BinaryEdge looked at the Internet exposure and the impact of default configurations in the case of four popular database management systems: Redis, an open source key-value cache and store; MongoDB, a NoSQL database; Memcached, general-purpose distributed memory caching system, and ElasticSearch, search server based on Apache Lucene.
The result: 1,175 terabytes (roughly 1.1 petabytes) of data were found exposed online due to misconfigured installations housed by various organizations, from small firms to Fortune 500 companies. For example, 35,330 Redis instances were discovered that didn’t have any type of authentication, possibly exposing more than 13 terabytes of data.

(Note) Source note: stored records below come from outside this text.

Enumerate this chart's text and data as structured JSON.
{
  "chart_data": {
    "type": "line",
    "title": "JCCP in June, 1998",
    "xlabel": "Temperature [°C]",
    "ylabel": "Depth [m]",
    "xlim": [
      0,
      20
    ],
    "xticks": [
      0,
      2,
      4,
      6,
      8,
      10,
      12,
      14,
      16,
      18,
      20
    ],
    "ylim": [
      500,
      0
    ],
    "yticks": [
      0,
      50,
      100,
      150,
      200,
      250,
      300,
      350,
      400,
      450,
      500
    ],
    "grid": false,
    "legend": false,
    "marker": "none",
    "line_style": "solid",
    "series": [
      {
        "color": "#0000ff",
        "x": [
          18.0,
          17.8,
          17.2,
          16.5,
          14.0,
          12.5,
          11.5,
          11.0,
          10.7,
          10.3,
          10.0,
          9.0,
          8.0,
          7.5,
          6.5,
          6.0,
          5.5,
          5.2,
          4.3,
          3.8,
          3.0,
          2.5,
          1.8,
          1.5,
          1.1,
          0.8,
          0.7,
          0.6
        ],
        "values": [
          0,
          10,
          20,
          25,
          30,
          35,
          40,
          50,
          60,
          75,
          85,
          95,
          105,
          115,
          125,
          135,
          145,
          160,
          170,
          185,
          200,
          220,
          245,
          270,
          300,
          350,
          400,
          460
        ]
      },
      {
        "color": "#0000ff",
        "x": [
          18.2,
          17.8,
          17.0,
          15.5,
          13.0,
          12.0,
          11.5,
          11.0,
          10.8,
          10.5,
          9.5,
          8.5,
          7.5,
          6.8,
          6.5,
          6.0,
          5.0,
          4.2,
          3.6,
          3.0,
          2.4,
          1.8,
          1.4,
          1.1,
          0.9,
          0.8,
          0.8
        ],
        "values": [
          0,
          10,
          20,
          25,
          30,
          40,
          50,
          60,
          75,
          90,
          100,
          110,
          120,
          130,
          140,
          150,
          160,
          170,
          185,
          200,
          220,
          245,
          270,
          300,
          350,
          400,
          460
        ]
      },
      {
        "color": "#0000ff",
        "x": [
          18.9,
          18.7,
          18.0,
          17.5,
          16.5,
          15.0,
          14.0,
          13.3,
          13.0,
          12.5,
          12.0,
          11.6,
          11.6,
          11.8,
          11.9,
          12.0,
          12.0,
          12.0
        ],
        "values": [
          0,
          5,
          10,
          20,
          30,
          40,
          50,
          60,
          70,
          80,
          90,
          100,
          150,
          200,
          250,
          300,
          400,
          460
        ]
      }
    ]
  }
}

Also, many of the versions of these platforms were old and hadn’t been updated, which, as the BinaryEdge blog notes, means that, in some cases, not only is data exposed but even servers can be compromised. “Companies are still figuring out how to use these technologies,” researchers believe.
Not only that but because some of these products are used as cache servers the data constantly changes so not only personal or corporate data can be exposed, so might authentication sessions.
I’m not sure who’s at fault here: database administrators or IT security teams. But it seems likely that CISOs ought to be looking more carefully at their database management oversight.